Schomburg came to New York from Puerto Rico with the career goal of obtaining a law degree, although the lack of educational credentials kept him from this goal.  He worked in various capacities in law firms but his true profession was as the architect of a narrative based on the idea that this history must "restore what slavery took away." The manipulation of "knowledge" to preclude the black history narrative meant he had to dig through the books and visual arts to find the experiences of people who were continually buried and marginalized. Schomburg was active in organizations that fostered research as part of the "black-popular-history project" that emerged in the early part of the 20th century. With the end of World War I and a resurgence of the black liberation movement along with the Harlem Renaissance, Schomburg became a renowned author and scholar, widely sought after for his insights into black culture and history. He argued for the "spiritual nourishment of our cultural past so that youth can be nourished on its own milk." Schomburg believed that the increased body of knowledge, scholarship, and growing archival evidence would require the rewriting of a "common American history." He was especially critical of the way historians represented the contributions of black figures like Phillis Wheatley and Frederick Douglass.

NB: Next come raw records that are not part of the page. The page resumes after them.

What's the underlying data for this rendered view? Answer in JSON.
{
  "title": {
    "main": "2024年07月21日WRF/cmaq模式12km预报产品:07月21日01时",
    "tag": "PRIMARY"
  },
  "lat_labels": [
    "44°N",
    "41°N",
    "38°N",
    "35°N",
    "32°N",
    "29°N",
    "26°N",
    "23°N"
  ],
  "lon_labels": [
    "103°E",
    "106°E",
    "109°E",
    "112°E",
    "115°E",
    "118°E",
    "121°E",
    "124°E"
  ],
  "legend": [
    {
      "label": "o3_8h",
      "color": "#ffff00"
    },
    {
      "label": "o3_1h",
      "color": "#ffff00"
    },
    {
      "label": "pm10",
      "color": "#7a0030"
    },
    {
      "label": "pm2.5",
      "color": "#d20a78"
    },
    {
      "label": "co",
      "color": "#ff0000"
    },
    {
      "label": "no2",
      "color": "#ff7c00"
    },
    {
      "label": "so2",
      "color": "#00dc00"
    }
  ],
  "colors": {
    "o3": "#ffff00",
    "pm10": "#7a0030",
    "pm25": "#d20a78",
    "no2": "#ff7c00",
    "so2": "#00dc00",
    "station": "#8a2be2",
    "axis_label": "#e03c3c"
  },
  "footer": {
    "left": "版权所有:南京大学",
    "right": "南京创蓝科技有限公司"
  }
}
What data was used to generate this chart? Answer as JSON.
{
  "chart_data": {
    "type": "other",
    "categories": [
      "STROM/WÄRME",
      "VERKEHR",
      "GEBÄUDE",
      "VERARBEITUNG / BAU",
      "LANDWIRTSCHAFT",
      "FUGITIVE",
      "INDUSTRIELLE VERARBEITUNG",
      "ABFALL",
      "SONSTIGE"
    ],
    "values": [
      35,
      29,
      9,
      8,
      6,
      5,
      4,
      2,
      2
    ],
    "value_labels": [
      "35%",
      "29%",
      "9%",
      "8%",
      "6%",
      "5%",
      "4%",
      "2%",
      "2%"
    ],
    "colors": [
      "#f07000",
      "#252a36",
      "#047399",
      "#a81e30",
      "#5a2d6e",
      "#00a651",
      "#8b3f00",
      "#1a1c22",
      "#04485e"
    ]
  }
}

To truly understand the importance of Schomburg would require years of research and many more pages than one would want to read as a blog post, thus the "wizardry of the picture book" which excels in the remarkable economy of telling a story through the twin arts of visual and textual storytelling. If we can take away two important lessons from Schomburg though they would be, that curiosity fosters persistent research to build knowledge and develop deeper learning, creating new knowledge and ideally changing our understanding and our world view. The second, this is the work of a lifetime and can lead to unexpected and impactful consequences. We must also acknowledge that while we are reaching the end of Black History Month, Schomburg has taught us that there is no end, there is one more book to find, a pamphlet to read, artwork to view that we have yet to discover in a historic and cultural narrative that has systematically been negated by the dominant culture. This is the work of our lifetime, to acknowledge that what we know as the "American story" is not neutral or innocent and that we like Schomburg must be persistent and sustain the work of bringing in to the light the story of black people and culture which in truth is the antecedent of all other American history narratives. 

Holton, Adalaine. “Decolonizing History: Arthur Schomburg's Afrodiasporic Archive.” The Journal of African American History, vol. 92, no. 2, 2007, pp. 218–238. JSTOR, www.jstor.org/stable/20064181. Accessed 25 Feb. 2021.

Weatherford, Carole B., and Eric Velasquez. Schomburg : the Man Who Built a Library. Candlewick Press, 2017.